Since the beginning of July, various government ministers have been doing this. I have not be reporting them because these are only proposals, and may never pass a vote and if they do pass a vote, may not be constitutional and therefore may need to be completely re-thought, and so on.

On the whole, I think it is positive to do things like this. It gives citizens and taxpayers a warning of what might be coming and time to mobilize resistance if necessary. And it gives the government a chance to see which way the wind is blowing before it can paint itself into an embarrassing corner.

Two items from Mr. Strauss-Kahn's proposals are mildly interesting. He's proposed lifting the low tax-rate on diesel fuel, apparently because it has only recently been discovered that this type is fuel is very polluting. Tax-conscious car buyers will be annoyed and the truckers will be outraged.

There is another thing called the 'Taxe Professionelle.' If I understand this correctly, this is a tax employers pay, based on the number of employees they have. French taxes are byzantine in their complexity - and this one sounds as if it were inherited from Louis XVI's time.

Gérard Takes Fall On Booze

Gérard Depardieu walked out of court in Versailles last Thursday, after being ordered to pay a fine of 10,000 francs and without a driver's license for the next 15 months.

The incident that got him into court happened on Monday, 18. May, when he dumped his Suzuki Bandit while on the way to work, as Obélix in the Asterix film being shot near Clairfountaine.

This immediately cost him a broken leg and a lot of lost film production - which has since resumed. Onphoto: arcades terrace being tested for blood-alcohol after the accident, he scored 2.55, which is five times over the legal limit.

See? This is what it is supposed to be like. Memorize this scene.

In court he was allowed to say that the night before the tumble, he had been in Cannes and had successfully wrapped up the US distribution of three films. He had something to celebrate and that is what he did. What the Champagne he said he drank did not do, was wear off by 13:00 the following day.

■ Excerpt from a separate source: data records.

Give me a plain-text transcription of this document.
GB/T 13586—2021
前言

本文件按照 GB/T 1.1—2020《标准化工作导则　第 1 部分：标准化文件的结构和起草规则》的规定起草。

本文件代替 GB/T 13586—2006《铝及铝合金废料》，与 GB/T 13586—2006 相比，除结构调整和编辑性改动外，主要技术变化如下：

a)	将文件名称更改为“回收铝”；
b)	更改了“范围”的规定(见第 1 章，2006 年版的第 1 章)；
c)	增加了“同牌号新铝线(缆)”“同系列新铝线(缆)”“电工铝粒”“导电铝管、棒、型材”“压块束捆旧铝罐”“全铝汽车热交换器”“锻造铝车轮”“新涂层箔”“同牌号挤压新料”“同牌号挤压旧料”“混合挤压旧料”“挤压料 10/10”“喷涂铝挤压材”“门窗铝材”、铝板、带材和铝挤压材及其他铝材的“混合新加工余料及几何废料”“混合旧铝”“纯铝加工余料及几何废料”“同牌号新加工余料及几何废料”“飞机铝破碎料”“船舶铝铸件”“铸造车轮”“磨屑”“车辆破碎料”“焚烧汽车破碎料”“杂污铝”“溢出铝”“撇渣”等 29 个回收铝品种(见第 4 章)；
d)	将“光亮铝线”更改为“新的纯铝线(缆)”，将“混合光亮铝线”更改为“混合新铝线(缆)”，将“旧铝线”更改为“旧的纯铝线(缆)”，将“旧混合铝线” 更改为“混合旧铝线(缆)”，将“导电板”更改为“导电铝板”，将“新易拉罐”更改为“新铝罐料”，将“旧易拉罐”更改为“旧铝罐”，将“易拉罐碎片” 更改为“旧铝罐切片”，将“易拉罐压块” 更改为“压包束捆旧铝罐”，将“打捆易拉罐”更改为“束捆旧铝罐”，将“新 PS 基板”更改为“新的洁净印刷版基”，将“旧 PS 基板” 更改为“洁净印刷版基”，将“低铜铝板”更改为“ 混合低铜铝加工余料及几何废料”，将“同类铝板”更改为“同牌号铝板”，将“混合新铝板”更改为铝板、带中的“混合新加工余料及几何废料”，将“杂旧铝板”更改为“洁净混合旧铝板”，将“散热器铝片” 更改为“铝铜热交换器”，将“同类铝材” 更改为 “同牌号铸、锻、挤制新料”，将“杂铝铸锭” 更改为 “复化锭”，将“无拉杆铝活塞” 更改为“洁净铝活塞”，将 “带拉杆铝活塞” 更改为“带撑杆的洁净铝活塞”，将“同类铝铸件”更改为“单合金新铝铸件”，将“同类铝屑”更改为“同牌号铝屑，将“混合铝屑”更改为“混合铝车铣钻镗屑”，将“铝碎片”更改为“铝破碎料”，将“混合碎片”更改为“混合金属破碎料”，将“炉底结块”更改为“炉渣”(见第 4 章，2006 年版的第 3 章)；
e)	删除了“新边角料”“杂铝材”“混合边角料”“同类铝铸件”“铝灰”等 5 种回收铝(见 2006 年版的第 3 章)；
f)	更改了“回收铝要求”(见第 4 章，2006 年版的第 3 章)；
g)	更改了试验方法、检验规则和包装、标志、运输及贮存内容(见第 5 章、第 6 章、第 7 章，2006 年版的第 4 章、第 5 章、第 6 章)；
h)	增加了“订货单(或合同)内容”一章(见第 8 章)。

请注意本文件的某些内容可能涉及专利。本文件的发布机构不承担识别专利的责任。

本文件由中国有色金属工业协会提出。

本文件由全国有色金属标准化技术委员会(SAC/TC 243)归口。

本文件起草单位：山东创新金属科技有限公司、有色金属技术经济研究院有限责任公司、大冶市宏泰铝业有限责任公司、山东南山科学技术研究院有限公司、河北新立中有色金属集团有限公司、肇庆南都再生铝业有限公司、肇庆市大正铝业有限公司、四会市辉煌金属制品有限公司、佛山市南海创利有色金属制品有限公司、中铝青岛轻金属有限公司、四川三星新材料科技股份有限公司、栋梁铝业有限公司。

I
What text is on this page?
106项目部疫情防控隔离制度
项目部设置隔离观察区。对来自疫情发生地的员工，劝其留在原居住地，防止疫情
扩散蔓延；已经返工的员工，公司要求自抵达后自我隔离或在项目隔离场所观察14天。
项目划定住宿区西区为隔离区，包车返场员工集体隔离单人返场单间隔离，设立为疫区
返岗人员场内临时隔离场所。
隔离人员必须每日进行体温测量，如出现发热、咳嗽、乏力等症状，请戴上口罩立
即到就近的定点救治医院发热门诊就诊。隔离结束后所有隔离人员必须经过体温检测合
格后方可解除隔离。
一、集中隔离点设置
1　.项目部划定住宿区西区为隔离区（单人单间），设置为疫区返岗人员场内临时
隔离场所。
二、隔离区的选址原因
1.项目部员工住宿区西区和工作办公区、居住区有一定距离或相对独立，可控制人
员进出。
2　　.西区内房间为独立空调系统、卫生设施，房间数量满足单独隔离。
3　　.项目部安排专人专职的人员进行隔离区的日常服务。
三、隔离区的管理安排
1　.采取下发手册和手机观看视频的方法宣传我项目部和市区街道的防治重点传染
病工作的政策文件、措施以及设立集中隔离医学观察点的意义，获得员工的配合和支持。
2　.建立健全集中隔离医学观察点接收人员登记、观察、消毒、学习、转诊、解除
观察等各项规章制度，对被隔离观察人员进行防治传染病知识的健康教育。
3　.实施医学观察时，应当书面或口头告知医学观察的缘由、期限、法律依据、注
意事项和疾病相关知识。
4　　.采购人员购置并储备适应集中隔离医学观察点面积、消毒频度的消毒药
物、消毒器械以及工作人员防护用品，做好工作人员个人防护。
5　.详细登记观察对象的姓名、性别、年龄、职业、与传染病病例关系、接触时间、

So he said he had behaved like a drunken peasant and got his fine and the driving suspension. No one else was involved in the accident. Gérard is still limping though.

The Tour de France: An Online Sports Event

The Tour de France is the world's number one bike race by virtue of being the longest and hardest. This year's edition is the 85th and it started in Dublin.

To get a taste of it, check out VéloCity. These are the same people who brought us the Sports Café during the World Cup. All the news you want to know, and I suppose, some you wish you never heard of.

Both VéloCity and the Tour de France's official Web site sell various bicycle-related goods online, and if you feel like getting into the swing of things by doing it in French, then give 'Le Tour' a shot.

Metropole reader Ed Grant may possibly be a bike nut, so I asked him if he had any favorite Tour de France Web sites. He offered the following: Bicycling magazine and the comprehensive site of bike fan, 'kjtar.' This guy has everything except his own name here, and he even has t-shirts for sale and maybe a low-milage - never raced, certainly never rallied! - BMW 2002 tti as well. If you like this kind of '70's car, that is.